Berjalan dengan kekosongan tanpa menorehkan apa pun.”
Pakaian ibu basah diruahi airmata. Ia
masih berbicara. Kali ini, kurasai getar berpadu dengan nada suaranya. Menandai
hatinya turut tercambuk pedih.
“Hapus rasa yang mengkarati hatimu
itu, Nak. Biarkan hatimu bernapas lega.”
Kumenyatukan kata seraya menegakkan
kepala. Sekelumit kalimat yang menjadi tetanya batinku selama ini bergulir.
“Mengapa menggurat luka jika itu cinta,
Bu?” semburku sembari memandang matanya lekat-lekat.

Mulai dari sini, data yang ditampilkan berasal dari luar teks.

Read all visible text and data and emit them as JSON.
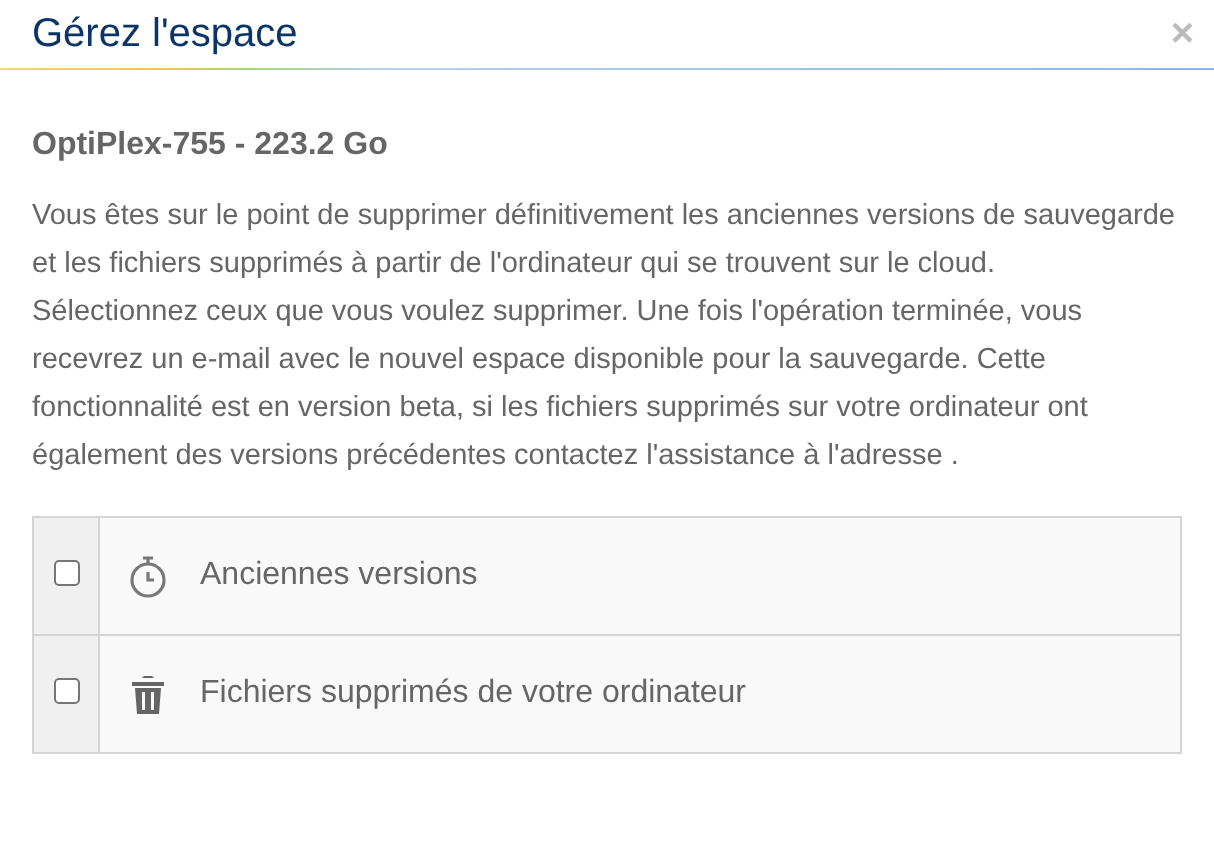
{
  "dialog": {
    "title": "Gérez l'espace",
    "close": "×"
  },
  "device": "OptiPlex-755 - 223.2 Go",
  "paragraphs": [
    "Vous êtes sur le point de supprimer définitivement les anciennes versions de sauvegarde et les fichiers supprimés à partir de l'ordinateur qui se trouvent sur le cloud.",
    "Sélectionnez ceux que vous voulez supprimer. Une fois l'opération terminée, vous recevrez un e-mail avec le nouvel espace disponible pour la sauvegarde. Cette fonctionnalité est en version beta, si les fichiers supprimés sur votre ordinateur ont également des versions précédentes contactez l'assistance à l'adresse ."
  ],
  "options": [
    {
      "label": "Anciennes versions",
      "checked": false
    },
    {
      "label": "Fichiers supprimés de votre ordinateur",
      "checked": false
    }
  ]
}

“Cinta itu selalu putih, Nak. Cinta tak
pernah melukai. Yang salah adalah manusianya.”
Beberapa jenak ibu membisu. Membiarkan
udara mengisi peparunya dengan teratur.
“Cinta pula yang akan mengobati luka.
Cinta Sang Maha Agung dari cinta yang teragung. Cinta Sang Maha Penyayang.
Ingat itu, Nak. Dan berdo’alah untuk kebahagiaanmu.”
Airmataku
masih kehilangan tali kekangnya. Mengalir menganak sungai. Lebih deras dari
yang sudah.
*
Hapus
Enam Huruf
Perlahan-lahan, kuhapus enam huruf.
Ketika langit mewarna hitam, hatiku berserah dalam genggaman-Nya. Malam-malam
kesunyian, kupagut bersama doa dan kepasrahan. Kudapati sadar.
Sesadar-sesadarnya.
DENDAM.
Telah berhasil mengendalikan pikiranku hingga hari-hari yang kurasai adalah
siksa derita. Berharap-harap kutukan dan rapal doaku kepada mereka menyata.
Berharap-harap ketersungkuran mereka dalam derita serupa deritaku mewujud.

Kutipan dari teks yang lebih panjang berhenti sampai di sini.